С еще одним символом Москвы — Василием Аксеновым — я познакомился уже в Нью-Йорке. Мы с приятелями Сашей Генисом и Гришей Брускиным основали премию «Либерти» — давали ее за выдающиеся достижения в области установления русско-американских культурных связей, в частности вручили ее Аксенову. Он же жил в Вашингтоне и преподавал там в университете до того, как переехал во Францию. Незабываемый вечер вручения премии проходил в шикарном помещении «Карнеги-холла», все было очень торжественно: по-моему, со своей джазовой импровизацией даже выступал Денис Мацуев. Каким тогда был Аксенов?..  У Василия Павловича вообще-то было очень трезвое восприятие и Советского Союза, и Америки, и постсоветской России. Он был ироничным человеком — московский человек с вплетенными в него петербургскими чертами. Его американская судьба, конечно, сложилась очень интересно: сначала к нему было колоссальное внимание, его охотно печатали, а потом вдруг что-то переменилось, и к нему охладели американские издатели, что, как я считаю, и послужило одной из причин его переезда во Францию. Он ведь упорно продолжал писать романы, когда внимание к таким толстым романам, написанным в витиеватой позднеаксеновской манере, ослабло. Мне кажется, он очень переживал это обстоятельство. На меня же он еще со «Звездного билета» произвел такое впечатление, что я навсегда остался его поклонником. И, кстати, я оказался между двух огней, когда они поссорились с Бродским, который стал очень влиятельной фигурой для американцев, особенно в отношении всего, что касалось русскоязычной литературы; и мнение Бродского об «Ожоге», который, конечно, стал большим достижением Аксенова, было очень отрицательным. Он тогда, кстати, изрек, что этот роман написан шваброй. Конечно, Аксенов в свою очередь очень обиделся на него и никогда не мог ему этого простить, а Бродский оправдывался, что не мог высказаться против своей совести.
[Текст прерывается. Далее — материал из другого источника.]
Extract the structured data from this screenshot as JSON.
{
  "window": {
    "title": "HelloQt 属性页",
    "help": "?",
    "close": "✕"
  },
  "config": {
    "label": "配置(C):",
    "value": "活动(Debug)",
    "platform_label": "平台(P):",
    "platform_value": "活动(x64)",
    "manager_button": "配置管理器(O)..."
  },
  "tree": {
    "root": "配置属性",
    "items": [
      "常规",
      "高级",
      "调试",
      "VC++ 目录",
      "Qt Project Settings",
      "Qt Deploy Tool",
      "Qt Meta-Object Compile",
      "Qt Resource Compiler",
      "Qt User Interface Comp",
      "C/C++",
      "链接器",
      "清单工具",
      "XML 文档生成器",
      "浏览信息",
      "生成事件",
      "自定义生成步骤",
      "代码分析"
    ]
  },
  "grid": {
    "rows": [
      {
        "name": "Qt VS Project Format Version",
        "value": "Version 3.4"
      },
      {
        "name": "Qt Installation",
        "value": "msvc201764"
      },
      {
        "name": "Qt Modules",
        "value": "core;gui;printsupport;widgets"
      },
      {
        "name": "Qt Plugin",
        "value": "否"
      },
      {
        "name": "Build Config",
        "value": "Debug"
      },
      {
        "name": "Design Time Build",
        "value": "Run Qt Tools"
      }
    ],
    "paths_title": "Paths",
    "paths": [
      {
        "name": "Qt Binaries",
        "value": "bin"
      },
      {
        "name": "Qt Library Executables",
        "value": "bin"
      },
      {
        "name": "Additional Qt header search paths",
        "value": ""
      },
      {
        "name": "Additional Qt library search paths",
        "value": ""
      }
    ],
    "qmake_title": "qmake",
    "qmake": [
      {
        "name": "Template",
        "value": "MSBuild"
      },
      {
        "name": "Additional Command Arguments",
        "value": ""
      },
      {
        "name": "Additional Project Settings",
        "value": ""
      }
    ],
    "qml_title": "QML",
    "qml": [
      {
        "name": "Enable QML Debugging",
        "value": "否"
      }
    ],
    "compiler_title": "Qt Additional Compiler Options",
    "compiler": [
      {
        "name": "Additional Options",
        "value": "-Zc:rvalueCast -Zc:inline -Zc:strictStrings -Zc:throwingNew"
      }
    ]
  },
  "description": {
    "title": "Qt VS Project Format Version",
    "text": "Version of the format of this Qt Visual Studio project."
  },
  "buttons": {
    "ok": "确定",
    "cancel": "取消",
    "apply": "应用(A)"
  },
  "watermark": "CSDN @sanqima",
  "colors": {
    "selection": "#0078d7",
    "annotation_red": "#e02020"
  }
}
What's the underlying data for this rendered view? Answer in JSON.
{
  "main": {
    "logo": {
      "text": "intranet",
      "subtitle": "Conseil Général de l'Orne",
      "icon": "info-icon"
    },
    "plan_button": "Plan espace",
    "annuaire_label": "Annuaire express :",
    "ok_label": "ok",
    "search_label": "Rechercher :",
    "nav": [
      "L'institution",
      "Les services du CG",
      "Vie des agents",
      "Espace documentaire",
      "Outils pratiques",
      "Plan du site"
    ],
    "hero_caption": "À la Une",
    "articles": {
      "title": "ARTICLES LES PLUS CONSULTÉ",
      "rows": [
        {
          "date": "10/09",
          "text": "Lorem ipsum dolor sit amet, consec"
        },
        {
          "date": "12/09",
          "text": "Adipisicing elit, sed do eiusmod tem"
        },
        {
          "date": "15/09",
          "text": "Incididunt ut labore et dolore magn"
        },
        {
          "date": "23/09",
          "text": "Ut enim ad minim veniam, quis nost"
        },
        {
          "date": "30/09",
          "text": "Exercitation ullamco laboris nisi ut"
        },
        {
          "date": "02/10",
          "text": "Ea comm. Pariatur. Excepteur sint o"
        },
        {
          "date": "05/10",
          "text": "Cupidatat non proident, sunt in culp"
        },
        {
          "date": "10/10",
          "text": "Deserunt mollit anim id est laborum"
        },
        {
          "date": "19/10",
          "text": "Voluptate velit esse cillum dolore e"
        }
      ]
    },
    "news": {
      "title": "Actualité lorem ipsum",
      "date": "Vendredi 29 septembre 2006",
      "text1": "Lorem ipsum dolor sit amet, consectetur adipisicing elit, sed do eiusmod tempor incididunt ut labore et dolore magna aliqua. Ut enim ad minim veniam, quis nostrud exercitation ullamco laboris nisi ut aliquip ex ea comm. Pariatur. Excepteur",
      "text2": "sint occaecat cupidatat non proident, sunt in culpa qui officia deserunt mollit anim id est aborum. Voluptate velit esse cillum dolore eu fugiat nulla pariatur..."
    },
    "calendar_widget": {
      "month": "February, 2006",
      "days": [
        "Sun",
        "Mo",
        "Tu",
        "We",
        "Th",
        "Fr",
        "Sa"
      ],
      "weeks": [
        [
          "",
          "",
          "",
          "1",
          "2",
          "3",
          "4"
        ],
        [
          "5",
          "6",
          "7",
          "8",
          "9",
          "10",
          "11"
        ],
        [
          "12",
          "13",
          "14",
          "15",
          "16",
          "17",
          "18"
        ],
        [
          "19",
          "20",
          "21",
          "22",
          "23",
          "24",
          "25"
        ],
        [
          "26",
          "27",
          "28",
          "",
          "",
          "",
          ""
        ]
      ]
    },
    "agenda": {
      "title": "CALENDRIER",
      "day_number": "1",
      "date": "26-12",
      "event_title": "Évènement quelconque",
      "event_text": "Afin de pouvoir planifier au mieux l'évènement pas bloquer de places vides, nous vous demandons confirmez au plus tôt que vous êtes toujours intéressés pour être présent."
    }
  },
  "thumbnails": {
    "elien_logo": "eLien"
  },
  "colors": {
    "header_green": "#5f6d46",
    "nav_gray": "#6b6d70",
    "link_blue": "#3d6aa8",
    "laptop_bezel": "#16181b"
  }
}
Мне удалось сохранить нейтралитет и остаться в хороших отношениях с обоими: с Аксеновым я избегал разговоров о Бродском, а с Бродским — об Аксенове. Так же, между прочим, к концу жизни разошлись Шостакович со Свиридовым, поэтому в присутствии Свиридова лучше было не упоминать Шостаковича, а в присутствии Шостаковича — Свиридова.

Москвичи отличаются от петербуржцев…

Слово «петербуржец» не мое…  Мне проще называть их ленинградцами или жителями Питера. Типичный питерский интеллигент будет всегда высокомерен, несколько снобом и с неким недоверием к собеседнику: сначала докажи, что ты достоин общения. А москвичи, которых я знавал за те несколько лет, что жил в Москве, они, наоборот, были крайне открыты. Даже если они сами не родились в Москве, а приехали, как Хачатурян, с которым я тоже немало общался. Он хоть и родился в Тбилиси, но был абсолютным человеком московского типа: открытый, радушный, гостеприимный, щедрый, эмоциональный — вот он, тот самый настоящий московский тип.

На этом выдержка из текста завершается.